Neuroscientist Richard Tomsett says one of my examples of hype—a TED talk by Ed Boyden, another leader of optogenetics—doesn’t count because “the whole point of such talks is hype and speculation.” Really? So scientists shouldn’t be criticized for hyping their research in mass-media venues like TED—which reaches gigantic audiences–because no one is taking them seriously? Surely that can’t be right.
I perhaps wasn’t clear enough here – my point was that it seemed silly to refer to a TED talk as an example of hype when all TED talks hype their particular topics. Scientists certainly should be criticised for hyping research, but this is a problem with the TED format rather than optogenetics.

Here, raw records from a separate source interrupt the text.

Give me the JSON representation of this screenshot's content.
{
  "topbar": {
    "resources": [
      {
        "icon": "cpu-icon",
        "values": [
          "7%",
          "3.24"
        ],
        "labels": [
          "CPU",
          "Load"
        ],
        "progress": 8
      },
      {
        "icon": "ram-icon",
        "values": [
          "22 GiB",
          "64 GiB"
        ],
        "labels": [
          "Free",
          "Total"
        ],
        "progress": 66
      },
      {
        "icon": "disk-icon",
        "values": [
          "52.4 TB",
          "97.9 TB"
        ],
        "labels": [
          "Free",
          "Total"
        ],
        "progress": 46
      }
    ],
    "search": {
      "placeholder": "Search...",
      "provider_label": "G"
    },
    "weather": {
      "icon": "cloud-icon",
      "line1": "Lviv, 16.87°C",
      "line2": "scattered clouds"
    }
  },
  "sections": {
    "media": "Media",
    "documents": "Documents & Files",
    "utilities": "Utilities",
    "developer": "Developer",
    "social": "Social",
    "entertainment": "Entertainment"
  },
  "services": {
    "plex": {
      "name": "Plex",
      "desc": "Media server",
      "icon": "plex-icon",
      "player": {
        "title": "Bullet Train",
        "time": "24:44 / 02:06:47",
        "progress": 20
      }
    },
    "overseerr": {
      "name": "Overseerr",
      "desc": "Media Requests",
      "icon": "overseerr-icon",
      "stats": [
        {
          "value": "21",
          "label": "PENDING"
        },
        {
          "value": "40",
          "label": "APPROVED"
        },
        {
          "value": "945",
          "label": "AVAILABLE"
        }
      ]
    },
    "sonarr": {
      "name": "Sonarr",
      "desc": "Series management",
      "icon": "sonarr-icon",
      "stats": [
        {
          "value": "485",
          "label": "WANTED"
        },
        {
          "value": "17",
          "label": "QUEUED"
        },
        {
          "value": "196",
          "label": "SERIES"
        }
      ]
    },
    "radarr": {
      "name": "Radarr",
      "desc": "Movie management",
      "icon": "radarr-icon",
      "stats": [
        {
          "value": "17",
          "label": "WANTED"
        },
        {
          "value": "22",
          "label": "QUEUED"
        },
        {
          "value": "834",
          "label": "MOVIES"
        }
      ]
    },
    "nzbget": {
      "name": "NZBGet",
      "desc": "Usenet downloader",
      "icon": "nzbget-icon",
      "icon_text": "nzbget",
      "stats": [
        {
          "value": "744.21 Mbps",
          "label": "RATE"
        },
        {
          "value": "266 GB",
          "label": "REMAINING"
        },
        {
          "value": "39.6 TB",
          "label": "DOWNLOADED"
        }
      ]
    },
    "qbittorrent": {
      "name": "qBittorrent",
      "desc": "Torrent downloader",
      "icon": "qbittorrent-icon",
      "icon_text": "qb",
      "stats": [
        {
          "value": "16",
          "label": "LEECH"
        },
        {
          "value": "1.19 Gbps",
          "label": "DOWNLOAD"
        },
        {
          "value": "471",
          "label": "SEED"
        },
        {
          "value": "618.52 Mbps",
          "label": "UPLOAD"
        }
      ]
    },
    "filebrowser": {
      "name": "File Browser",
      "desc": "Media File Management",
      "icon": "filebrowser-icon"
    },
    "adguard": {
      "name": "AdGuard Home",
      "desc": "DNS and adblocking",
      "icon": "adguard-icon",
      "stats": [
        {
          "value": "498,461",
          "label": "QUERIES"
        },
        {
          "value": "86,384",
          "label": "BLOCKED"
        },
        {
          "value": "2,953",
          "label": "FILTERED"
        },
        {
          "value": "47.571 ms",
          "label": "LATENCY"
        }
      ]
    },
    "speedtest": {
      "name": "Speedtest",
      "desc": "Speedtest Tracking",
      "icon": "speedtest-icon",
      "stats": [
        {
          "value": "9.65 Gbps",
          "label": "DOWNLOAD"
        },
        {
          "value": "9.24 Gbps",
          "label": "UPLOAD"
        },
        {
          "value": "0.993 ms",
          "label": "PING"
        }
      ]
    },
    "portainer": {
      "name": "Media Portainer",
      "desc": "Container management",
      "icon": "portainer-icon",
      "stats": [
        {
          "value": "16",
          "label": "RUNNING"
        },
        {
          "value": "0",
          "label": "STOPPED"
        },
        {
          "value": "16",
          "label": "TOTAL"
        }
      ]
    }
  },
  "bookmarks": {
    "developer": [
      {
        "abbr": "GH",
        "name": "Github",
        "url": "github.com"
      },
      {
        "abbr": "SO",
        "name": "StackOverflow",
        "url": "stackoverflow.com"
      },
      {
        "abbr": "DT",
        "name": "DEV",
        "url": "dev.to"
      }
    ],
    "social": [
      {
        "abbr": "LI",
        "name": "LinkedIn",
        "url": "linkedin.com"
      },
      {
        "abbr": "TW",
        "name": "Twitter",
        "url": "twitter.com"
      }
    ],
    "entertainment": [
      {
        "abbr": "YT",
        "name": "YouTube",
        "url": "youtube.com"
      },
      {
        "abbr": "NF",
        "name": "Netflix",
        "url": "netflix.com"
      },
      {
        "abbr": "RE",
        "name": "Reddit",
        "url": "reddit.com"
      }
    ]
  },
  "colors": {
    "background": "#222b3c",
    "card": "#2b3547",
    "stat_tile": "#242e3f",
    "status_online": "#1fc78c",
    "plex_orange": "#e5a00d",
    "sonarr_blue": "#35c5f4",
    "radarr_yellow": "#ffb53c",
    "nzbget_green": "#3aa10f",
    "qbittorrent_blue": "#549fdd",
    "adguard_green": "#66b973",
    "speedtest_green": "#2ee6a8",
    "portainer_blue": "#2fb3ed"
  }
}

…the abysmal state of health care in the U.S. should have a bearing on discussions about biomedical research. I’m not saying that journalists, every time they report on a biomedical advance, need to analyze its potential impact on our health-care problems. But knowledge of these woes should inform coverage of biomedical advances, especially since technological innovation is arguably contributing to our high health care costs.
I agree, but again this is not a problem with optogenetics, or even the scientists that try to hype it.
John’s posts touch on an issue with the way that science is funded, which (in the UK at least, and I assume elsewhere) requires an “impact” assessment to try to ensure that research spending isn’t a waste of money. This is a big problem because it can be very difficult to predict what impact most research will have in the short term, let alone the long term. The most obvious way to demonstrate “impact” in neuroscience is to refer to potential treatments for brain disorders, though such treatments might be years or decades away. The brain is so complex that it’s impossible to predict how a particular piece of research might impact medical practice, but you are compelled to spin your case because of this demand for “impact” – hence why all neuroscience press-releases will refer to potential treatments, no matter how relevant the research is to medicine. I completely agree that if scientists want to justify receiving public money then they need to justify their research to the public, but the current incentives promote hype – particularly medical hype. Note that I don’t offer a solution to this problem…
As I said in the previous post, there are good points to be made about the hype surrounding optogenetics (as in this post), it’s just unfortunate that John instead went for criticisms that could be leveled at any hyped science. Rather than attacking a particular field with some quite shaky points, it would have been much more interesting to address why scientists feel the need to hype their work in the first place.